During his operations in the woods of Carnia he met a young girl named Adalina Fachin, to whom he confided parts of his secret mission to contact the Allied Powers. As the kid returned home from school, she was later killed.

=== Death and burial ===
He died on 28 September 1944 in the proximity of Udine when a grenade exploded in his hands right before a German counter offensive. Following his death, priest Pio Ferrante Polo justified his burial by stating to the German authorities that the partisan was from Poland and thus was part of the catholic community and deserved a burial, which the local authorities conceded. In 1972 a former commander of his, who had moved to Canada, visited the region and paid respect by replacing the iron catholic cross with a marble stele and adding a Cyrillic transliteration of his name on the grave.

== Legacy ==
His burial place is visited by local Carnians, who know him as "The Russian" (despite not being of Russian descent) and also Ukrainians.
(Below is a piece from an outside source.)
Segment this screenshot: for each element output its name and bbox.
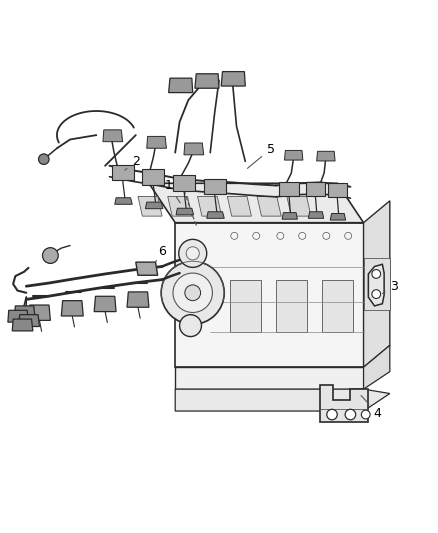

His official commemoration as a partisan took place in Preone (his burial place) on 22 October 2016, with the oversight of Mayor Andrea Martinis, Deputy Mayor Anna Lenisa, the Ukrainian Ambassador to Italy Yevhen Perelygin, the Consul General in Milan Roman Goriainov, the President of the Council of the Friuli-Venezia-Giulia Region Franco Iacop, Regional Councillor Enzo Marsilio, the Provincial Vice President of the ANPI Adriano Bertolini, the Archbishop of the Orthodox Church of the Kyiv Patriarchate Ilarion, Monsignor Petru Parvu, Monsignor Pietro Piller for the parish of Ampezzo, Monsignor Giancarlo Brianti for the Diocese of Udine and the choir of the Kyiv Theological Academy "Axios".